I assume you're referring to the "Time Gap Objection" page...

http://math.ucr.edu/home/baez/physic.../twin_gap.html

...which says

 The apparent "gap" is just an accounting error, caused by switching from one frame to another.
The "accounting error" is basically changing the "zero point" of time; the outbound reference frame has a "zero" of time that is about 13 years and 8 months earlier than the "zero" point of time in the inbound reference frame. So when you switch frames, you have to switch zeros of time as well. That adds 13 years and 8 months to Terence's clock as seen by Stella.

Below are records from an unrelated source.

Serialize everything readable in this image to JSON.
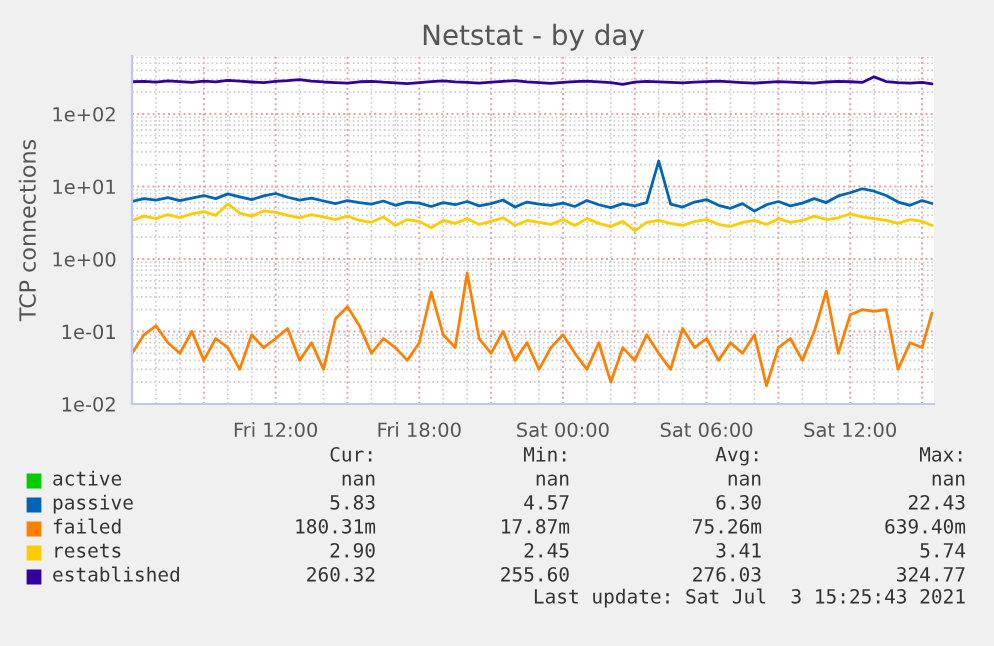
{
  "chart_data": {
    "type": "line",
    "title": "Netstat - by day",
    "ylabel": "TCP connections",
    "log": "y",
    "grid": true,
    "legend": "bottom",
    "line_style": "solid",
    "x": [
      "2021-07-02T06:00",
      "2021-07-02T06:30",
      "2021-07-02T07:00",
      "2021-07-02T07:30",
      "2021-07-02T08:00",
      "2021-07-02T08:30",
      "2021-07-02T09:00",
      "2021-07-02T09:30",
      "2021-07-02T10:00",
      "2021-07-02T10:30",
      "2021-07-02T11:00",
      "2021-07-02T11:30",
      "2021-07-02T12:00",
      "2021-07-02T12:30",
      "2021-07-02T13:00",
      "2021-07-02T13:30",
      "2021-07-02T14:00",
      "2021-07-02T14:30",
      "2021-07-02T15:00",
      "2021-07-02T15:30",
      "2021-07-02T16:00",
      "2021-07-02T16:30",
      "2021-07-02T17:00",
      "2021-07-02T17:30",
      "2021-07-02T18:00",
      "2021-07-02T18:30",
      "2021-07-02T19:00",
      "2021-07-02T19:30",
      "2021-07-02T20:00",
      "2021-07-02T20:30",
      "2021-07-02T21:00",
      "2021-07-02T21:30",
      "2021-07-02T22:00",
      "2021-07-02T22:30",
      "2021-07-02T23:00",
      "2021-07-02T23:30",
      "2021-07-03T00:00",
      "2021-07-03T00:30",
      "2021-07-03T01:00",
      "2021-07-03T01:30",
      "2021-07-03T02:00",
      "2021-07-03T02:30",
      "2021-07-03T03:00",
      "2021-07-03T03:30",
      "2021-07-03T04:00",
      "2021-07-03T04:30",
      "2021-07-03T05:00",
      "2021-07-03T05:30",
      "2021-07-03T06:00",
      "2021-07-03T06:30",
      "2021-07-03T07:00",
      "2021-07-03T07:30",
      "2021-07-03T08:00",
      "2021-07-03T08:30",
      "2021-07-03T09:00",
      "2021-07-03T09:30",
      "2021-07-03T10:00",
      "2021-07-03T10:30",
      "2021-07-03T11:00",
      "2021-07-03T11:30",
      "2021-07-03T12:00",
      "2021-07-03T12:30",
      "2021-07-03T13:00",
      "2021-07-03T13:30",
      "2021-07-03T14:00",
      "2021-07-03T14:30",
      "2021-07-03T15:00",
      "2021-07-03T15:25"
    ],
    "xlim": [
      "2021-07-02T06:00",
      "2021-07-03T15:30"
    ],
    "xticks": [
      {
        "value": "2021-07-02T09:00",
        "label": null
      },
      {
        "value": "2021-07-02T12:00",
        "label": "Fri 12:00"
      },
      {
        "value": "2021-07-02T15:00",
        "label": null
      },
      {
        "value": "2021-07-02T18:00",
        "label": "Fri 18:00"
      },
      {
        "value": "2021-07-02T21:00",
        "label": null
      },
      {
        "value": "2021-07-03T00:00",
        "label": "Sat 00:00"
      },
      {
        "value": "2021-07-03T03:00",
        "label": null
      },
      {
        "value": "2021-07-03T06:00",
        "label": "Sat 06:00"
      },
      {
        "value": "2021-07-03T09:00",
        "label": null
      },
      {
        "value": "2021-07-03T12:00",
        "label": "Sat 12:00"
      },
      {
        "value": "2021-07-03T15:00",
        "label": null
      }
    ],
    "ylim": [
      0.01,
      630
    ],
    "yticks": [
      {
        "value": 0.01,
        "label": "1e-02"
      },
      {
        "value": 0.1,
        "label": "1e-01"
      },
      {
        "value": 1,
        "label": "1e+00"
      },
      {
        "value": 10,
        "label": "1e+01"
      },
      {
        "value": 100,
        "label": "1e+02"
      }
    ],
    "series": [
      {
        "name": "active",
        "color": "#00cc00",
        "values": [
          null,
          null,
          null,
          null,
          null,
          null,
          null,
          null,
          null,
          null,
          null,
          null,
          null,
          null,
          null,
          null,
          null,
          null,
          null,
          null,
          null,
          null,
          null,
          null,
          null,
          null,
          null,
          null,
          null,
          null,
          null,
          null,
          null,
          null,
          null,
          null,
          null,
          null,
          null,
          null,
          null,
          null,
          null,
          null,
          null,
          null,
          null,
          null,
          null,
          null,
          null,
          null,
          null,
          null,
          null,
          null,
          null,
          null,
          null,
          null,
          null,
          null,
          null,
          null,
          null,
          null,
          null,
          null
        ]
      },
      {
        "name": "passive",
        "color": "#0066b3",
        "values": [
          6.2,
          6.8,
          6.5,
          7.0,
          6.4,
          6.9,
          7.5,
          6.8,
          7.9,
          7.2,
          6.6,
          7.4,
          8.0,
          7.1,
          6.5,
          6.9,
          6.3,
          5.8,
          6.4,
          6.0,
          5.7,
          6.3,
          5.5,
          6.1,
          5.9,
          5.3,
          6.0,
          5.6,
          6.2,
          5.4,
          5.8,
          6.5,
          5.2,
          6.1,
          5.7,
          5.5,
          5.9,
          5.3,
          6.4,
          5.6,
          5.1,
          5.8,
          5.4,
          6.0,
          22.43,
          5.7,
          5.2,
          6.1,
          6.6,
          5.5,
          5.0,
          5.8,
          4.57,
          5.6,
          6.2,
          5.4,
          5.9,
          6.8,
          6.0,
          7.4,
          8.2,
          9.3,
          8.6,
          7.5,
          6.1,
          5.5,
          6.4,
          5.83
        ]
      },
      {
        "name": "failed",
        "color": "#ff8000",
        "values": [
          0.05,
          0.09,
          0.12,
          0.07,
          0.05,
          0.1,
          0.04,
          0.08,
          0.06,
          0.03,
          0.09,
          0.06,
          0.08,
          0.11,
          0.04,
          0.07,
          0.03,
          0.15,
          0.22,
          0.12,
          0.05,
          0.08,
          0.06,
          0.04,
          0.07,
          0.35,
          0.09,
          0.06,
          0.6394,
          0.08,
          0.05,
          0.1,
          0.04,
          0.07,
          0.03,
          0.06,
          0.09,
          0.05,
          0.03,
          0.07,
          0.02,
          0.06,
          0.04,
          0.09,
          0.05,
          0.03,
          0.11,
          0.06,
          0.08,
          0.04,
          0.07,
          0.05,
          0.09,
          0.01787,
          0.06,
          0.08,
          0.04,
          0.1,
          0.36,
          0.05,
          0.17,
          0.2,
          0.19,
          0.2,
          0.03,
          0.07,
          0.06,
          0.18031
        ]
      },
      {
        "name": "resets",
        "color": "#ffcc00",
        "values": [
          3.4,
          3.9,
          3.6,
          4.1,
          3.7,
          4.2,
          4.5,
          4.0,
          5.74,
          4.3,
          3.9,
          4.6,
          4.4,
          4.0,
          3.7,
          4.1,
          3.8,
          3.5,
          3.9,
          3.4,
          3.2,
          3.8,
          2.9,
          3.5,
          3.3,
          2.7,
          3.4,
          3.1,
          3.6,
          3.0,
          3.3,
          3.7,
          2.9,
          3.4,
          3.2,
          3.0,
          3.5,
          2.9,
          3.6,
          3.1,
          2.8,
          3.3,
          2.45,
          3.2,
          3.4,
          3.1,
          2.9,
          3.3,
          3.5,
          3.0,
          2.8,
          3.2,
          3.4,
          3.0,
          3.6,
          3.2,
          3.4,
          3.9,
          3.5,
          3.7,
          4.2,
          3.8,
          3.6,
          3.4,
          3.1,
          3.5,
          3.3,
          2.9
        ]
      },
      {
        "name": "established",
        "color": "#330099",
        "values": [
          278,
          282,
          275,
          286,
          280,
          272,
          284,
          277,
          291,
          283,
          276,
          270,
          281,
          288,
          298,
          284,
          276,
          271,
          266,
          278,
          282,
          274,
          269,
          262,
          271,
          280,
          285,
          277,
          272,
          267,
          275,
          281,
          289,
          277,
          271,
          265,
          273,
          279,
          284,
          276,
          270,
          255.6,
          274,
          281,
          277,
          272,
          269,
          275,
          280,
          283,
          277,
          271,
          266,
          273,
          279,
          275,
          270,
          267,
          276,
          282,
          278,
          272,
          324.77,
          280,
          270,
          266,
          273,
          260.32
        ]
      }
    ],
    "annotations": [
      "Cur:",
      "Min:",
      "Avg:",
      "Max:",
      "nan",
      "nan",
      "nan",
      "nan",
      "5.83",
      "4.57",
      "6.30",
      "22.43",
      "180.31m",
      "17.87m",
      "75.26m",
      "639.40m",
      "2.90",
      "2.45",
      "3.41",
      "5.74",
      "260.32",
      "255.60",
      "276.03",
      "324.77",
      "Last update: Sat Jul  3 15:25:43 2021"
    ]
  }
}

 Quote by Underwood Seems like if the gap is an error, then it would also have to be an error for the traveler twin to say that the stay-home twin ages slower when the traveler's going away, and when he's coming back.
Why do you think the two have to be connected? "Ages slower" refers to the *rate* at which time "flows" in one frame compared to the other; it doesn't say anything about where the "zero point" of time is set. On the Time Gap Objection page, it says:

 During the Outbound Leg, Terence ages less than two months, according to Stella. (12 Stella-months / time dilation factor of 7.) During the Inbound Leg, Terence also ages less than two months, according to Stella, by the same computation.
So Terence does "age slower", according to Stella, on *both* legs, in this interpretation, even though he ends up older at the end (because of the change in "zero point" of time).

 Quote by Underwood I hear lots of people talk like that's true.
I suspect that's because they're trying to use a different interpretation than the "Time Gap" one. For example, check out the Doppler Shift Analysis page in the FAQ.

The key is that there is not a single unique "right answer" for most of these questions; how you answer them depends on how you interpret various observer-dependent quantities. The only question that has to have a unique answer is, how do the two twins' ages compare *when they meet again*. That answer is unique because both twins are at the same location at the same time, so none of the ambiguities in interpretation come into play.

 Quote by PeterDonis Why do you think the two have to be connected?
I'm just saying that if the traveling guy says that his home-staying twin's total aging while he is gone is the sum of 3 parts, then if one of the 3 parts is an error, the other 2 parts can't be right either. Because the sum is right.